In 2011, the U.S. Department of Education granted states the opportunity to apply for waivers from the core requirements of No Child Left Behind (NCLB). In exchange, states implemented systems of differentiated accountability in which they identified and intervened in their lowest-performing schools (“Priority” schools) and schools with the largest achievement gaps between subgroups of students (“Focus” schools). 

THIS STUDY uses administrative data from Michigan in a series of regression-discontinuity analyses to study the effects of these reforms on schools and students. 

Overall, the authors find that neither reform had appreciable impacts on various measures of school staffing, student composition, or academic achievement. The authors do find some evidence that the Focus designation led to small, short-run reductions in the within-school math achievement gap – but that these reductions were driven by stagnant performance of lower-achieving students alongside declines in the performance of their higher-achieving peers. 

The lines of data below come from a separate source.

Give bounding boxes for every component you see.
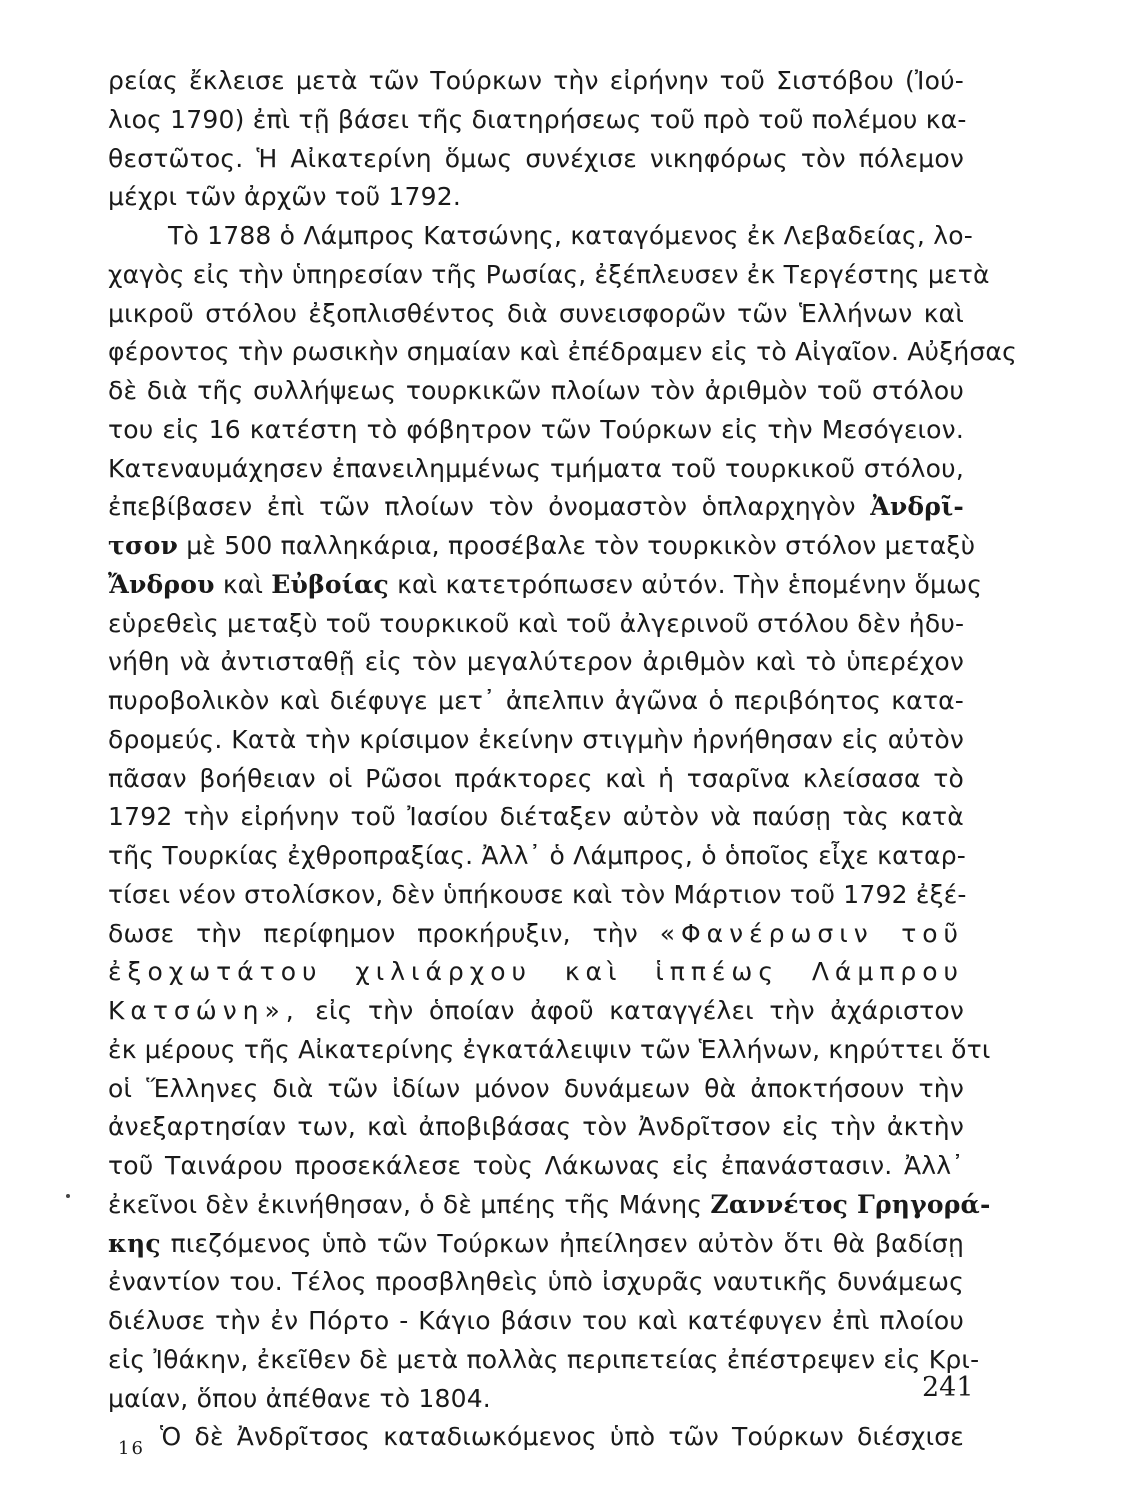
line-text: τοῦ Ταινάρου προσεκάλεσε τοὺς Λάκωνας εἰς ἐπανάστασιν. Ἀλλ᾽ — [108, 1151, 964, 1180]
line-text: δρομεύς. Κατὰ τὴν κρίσιμον ἐκείνην στιγμὴν ἠρνήθησαν εἰς αὐτὸν — [108, 724, 964, 754]
text-line — [108, 1225, 964, 1264]
line-text: μέχρι τῶν ἀρχῶν τοῦ 1792. — [108, 182, 461, 212]
text-line — [108, 1380, 964, 1419]
bold-name-evia: Εὐβοίας — [271, 569, 389, 599]
line-text: 1792 τὴν εἰρήνην τοῦ Ἰασίου διέταξεν αὐτὸν νὰ παύσῃ τὰς κατὰ — [108, 802, 964, 832]
text-line — [108, 488, 964, 527]
line-text: δωσε τὴν περίφημον προκήρυξιν, τὴν — [108, 918, 638, 948]
line-text: τῆς Τουρκίας ἐχθροπραξίας. Ἀλλ᾽ ὁ Λάμπρος, ὁ ὁποῖος εἶχε καταρ- — [108, 841, 966, 870]
line-text: ἐκ μέρους τῆς Αἰκατερίνης ἐγκατάλειψιν τῶν Ἑλλήνων, κηρύττει ὅτι — [108, 1034, 991, 1064]
line-text: Ὁ δὲ Ἀνδρῖτσος καταδιωκόμενος ὑπὸ τῶν Τούρκων διέσχισε — [160, 1422, 964, 1452]
line-text: καὶ — [222, 569, 264, 599]
line-text: Τὸ 1788 ὁ Λάμπρος Κατσώνης, καταγόμενος ἐκ Λεβαδείας, λο- — [168, 221, 973, 250]
bold-name-andros: Ἄνδρου — [108, 569, 215, 599]
line-text: θεστῶτος. Ἡ Αἰκατερίνη ὅμως συνέχισε νικηφόρως τὸν πόλεμον — [108, 143, 964, 173]
text-line — [108, 62, 964, 101]
paragraph-start-line — [108, 217, 973, 256]
text-line — [108, 1263, 964, 1302]
text-line — [108, 915, 964, 954]
line-text: ἐπεβίβασεν ἐπὶ τῶν πλοίων τὸν ὀνομαστὸν ὁπλαρχηγὸν — [108, 492, 856, 522]
line-text: του εἰς 16 κατέστη τὸ φόβητρον τῶν Τούρκων εἰς τὴν Μεσόγειον. — [108, 414, 964, 444]
body-text — [108, 62, 1017, 1457]
line-text: εἰς Ἰθάκην, ἐκεῖθεν δὲ μετὰ πολλὰς περιπετείας ἐπέστρεψεν εἰς Κρι- — [108, 1344, 980, 1374]
paragraph-start-line — [108, 1418, 964, 1457]
text-line — [108, 450, 964, 489]
line-text: ἐκεῖνοι δὲν ἐκινήθησαν, ὁ δὲ μπέης τῆς Μάνης — [108, 1189, 703, 1219]
line-text: εἰς τὴν ὁποίαν ἀφοῦ καταγγέλει τὴν ἀχάριστον — [315, 996, 964, 1025]
line-text: φέροντος τὴν ρωσικὴν σημαίαν καὶ ἐπέδραμεν εἰς τὸ Αἰγαῖον. Αὐξήσας — [108, 337, 1017, 367]
proclamation-title-end: Κατσώνη», — [108, 996, 300, 1025]
line-text: μικροῦ στόλου ἐξοπλισθέντος διὰ συνεισφορῶν τῶν Ἑλλήνων καὶ — [108, 298, 964, 328]
text-line — [108, 643, 964, 682]
text-line — [108, 1031, 991, 1070]
line-text: πᾶσαν βοήθειαν οἱ Ρῶσοι πράκτορες καὶ ἡ τσαρῖνα κλείσασα τὸ — [108, 763, 964, 793]
line-text: νήθη νὰ ἀντισταθῇ εἰς τὸν μεγαλύτερον ἀριθμὸν καὶ τὸ ὑπερέχον — [108, 647, 964, 677]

These findings serve as a cautionary tale for the capacity of the accountability provisions embedded in the recent reauthorization of NCLB, the Every Student Succeeds Act (ESSA), to meaningfully improve student and school outcome.
 
Another study examines the Focus School reforms in the state of Kentucky. The reforms in this state are uniquely interesting for several reasons. One is that the state developed unusually explicit guidance for Focus Schools centered on a comprehensive school-planning process. Second, the state identified Focus Schools using a "super subgroup" measure that combined traditionally low-performing subgroups into an umbrella group. This design feature may have catalyzed broader whole-school reforms and attenuated the incentives to target reform efforts narrowly. 
 
Using regression discontinuity designs, this study finds that these reforms led to substantial improvements in school performance, raising math achievement by 17 percent and reading achievement by 9 percent.